Gone Fishing

Decided to give the Blackwall Reach location a bash on Wednesday morning. So I took myself off to a nearby tackle shop for some bait and advice.

The proprietor was enthusiastic about our proposed venue but suggested that fishing from the cliff tops at Blackwall was problematic and that if we took ourselves a short distance down stream to Blackwall Parade we could fish at river level and within sight of our car.

It seems the local rogues like to target cars left in lonely car parks. Those that service the cliff tops are a particular favourite. The car park at Point Walter is possibly the worst, especially if you are an angler and plan to fish of the sandbar.

Sand Bar – Point Walter

The miscreants can see an angler way out on the water and know that they cannot get back to prevent their car from being burglarised or totally trashed.

On Wednesday morning, at around 08:30, we arrived at Blackwall Parade. We decided to recce and walked the full length of the parade, noting a couple of likely beach spots with the possibility of a jetty to fish as a back up.

On the way back to the car we spotted a Kookaburra quietly observing us.

Kookaburra, Blackwall Parade

During our stroll along the shoreline we encountered many joggers, dog walkers and baby strollers. Everyone seemed very friendly and we were typically bade a cheery good morning.

Retrieving our tackle and bait from the car we found ourselves a cosy corner as our base, complete with mancave, to provide some shade.

Beach front accomodation, Blackwall Reach

Getting the fishing underway we were immediately plagued with bites from “blowies“. They are adept at stealing bait whilst avoiding getting themselves caught. They are however, tenacious, and will follow your line and any remaining bait back to shore. On several occasions I managed to lift my line out of the water ,with a single¬†“bowie” hanging onto the remnants of my bait. Realising they were no longer in the water they would then drop off and dart back into the deeper waters. These little blighters quite happily helped themselves to all of our bait. We were using squid, herring and prawns. Nothing was immune to their concerted attacks.

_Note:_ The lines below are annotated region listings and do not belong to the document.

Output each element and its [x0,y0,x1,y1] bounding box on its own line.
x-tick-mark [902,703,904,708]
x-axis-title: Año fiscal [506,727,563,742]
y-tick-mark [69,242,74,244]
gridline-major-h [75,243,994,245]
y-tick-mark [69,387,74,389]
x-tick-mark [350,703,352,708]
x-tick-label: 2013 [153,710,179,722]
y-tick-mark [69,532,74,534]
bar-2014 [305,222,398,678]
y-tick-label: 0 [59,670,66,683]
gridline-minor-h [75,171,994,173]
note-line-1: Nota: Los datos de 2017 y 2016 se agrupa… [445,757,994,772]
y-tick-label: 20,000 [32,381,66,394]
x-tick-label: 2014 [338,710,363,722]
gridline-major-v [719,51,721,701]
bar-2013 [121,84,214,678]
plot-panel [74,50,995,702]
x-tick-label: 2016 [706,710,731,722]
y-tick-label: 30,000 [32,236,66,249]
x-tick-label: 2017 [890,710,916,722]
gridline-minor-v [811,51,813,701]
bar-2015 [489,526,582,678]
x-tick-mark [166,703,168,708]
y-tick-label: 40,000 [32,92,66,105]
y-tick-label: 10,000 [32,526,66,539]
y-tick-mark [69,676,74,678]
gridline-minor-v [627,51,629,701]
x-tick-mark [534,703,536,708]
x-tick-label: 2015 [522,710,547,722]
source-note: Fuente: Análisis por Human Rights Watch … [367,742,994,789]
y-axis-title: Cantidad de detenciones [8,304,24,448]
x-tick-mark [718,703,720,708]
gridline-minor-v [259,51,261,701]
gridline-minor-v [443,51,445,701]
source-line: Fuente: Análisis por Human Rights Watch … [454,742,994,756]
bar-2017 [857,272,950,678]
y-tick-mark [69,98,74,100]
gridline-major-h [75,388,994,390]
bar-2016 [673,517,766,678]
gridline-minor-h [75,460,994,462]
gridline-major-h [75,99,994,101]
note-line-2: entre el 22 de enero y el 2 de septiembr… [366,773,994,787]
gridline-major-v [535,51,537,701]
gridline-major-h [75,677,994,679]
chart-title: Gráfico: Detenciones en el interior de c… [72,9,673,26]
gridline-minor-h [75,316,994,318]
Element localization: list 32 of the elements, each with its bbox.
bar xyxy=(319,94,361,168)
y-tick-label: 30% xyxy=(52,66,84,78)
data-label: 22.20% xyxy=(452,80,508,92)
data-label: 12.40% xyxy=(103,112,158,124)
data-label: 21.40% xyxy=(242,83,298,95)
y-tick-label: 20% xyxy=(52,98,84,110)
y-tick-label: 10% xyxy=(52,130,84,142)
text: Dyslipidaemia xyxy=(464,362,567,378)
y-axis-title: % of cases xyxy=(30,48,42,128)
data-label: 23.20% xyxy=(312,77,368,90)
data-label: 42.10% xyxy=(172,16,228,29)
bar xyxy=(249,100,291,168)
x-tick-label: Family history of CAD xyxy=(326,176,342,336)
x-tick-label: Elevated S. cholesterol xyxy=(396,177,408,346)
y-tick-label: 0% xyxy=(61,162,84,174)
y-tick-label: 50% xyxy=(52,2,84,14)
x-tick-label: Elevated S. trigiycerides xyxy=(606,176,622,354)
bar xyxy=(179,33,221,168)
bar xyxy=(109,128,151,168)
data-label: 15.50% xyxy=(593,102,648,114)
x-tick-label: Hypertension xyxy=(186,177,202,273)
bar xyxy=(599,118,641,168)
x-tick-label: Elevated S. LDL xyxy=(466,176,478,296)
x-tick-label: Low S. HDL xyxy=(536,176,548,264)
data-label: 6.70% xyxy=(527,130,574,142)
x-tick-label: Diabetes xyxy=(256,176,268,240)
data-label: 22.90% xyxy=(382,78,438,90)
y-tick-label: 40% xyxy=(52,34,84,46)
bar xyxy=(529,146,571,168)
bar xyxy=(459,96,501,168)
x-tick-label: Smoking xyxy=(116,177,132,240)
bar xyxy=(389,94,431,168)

The sum total of our catch, for the four or so hours that we fished, was one Bream and one “blowie”. Being poisonous, nobody wants “blowies” and the Bream was undersized, so both were returned to fight again.

Our champion fisher and his record breaking catch

So, what was I doing while Steve was catching all the fish ?

Well, I was doing my damnedest to haul this specimen ashore …..


I managed to cast my line over the mooring rope on three occasions. On one of those occasions I will hold my hand up to a miscast. The other two I will blame on the strong winds blowing up the river. On two out of those three occasions I lost the end tackle.

If I had managed to pull this craft ashore I was planning to exercise my rights to salvage.

A few yards along the shore from our fishing spot there were a couple of other anglers. They started after us and gave up before us. I didn’t see them bring anything ashore but I am sure they suffered the same plague ¬†of “blowies”.

Although not a productive day it was definitely fun and there is plenty going on along the river to keep ones interest. This would be a nice spot to just sit with a picnic and while away a few hours.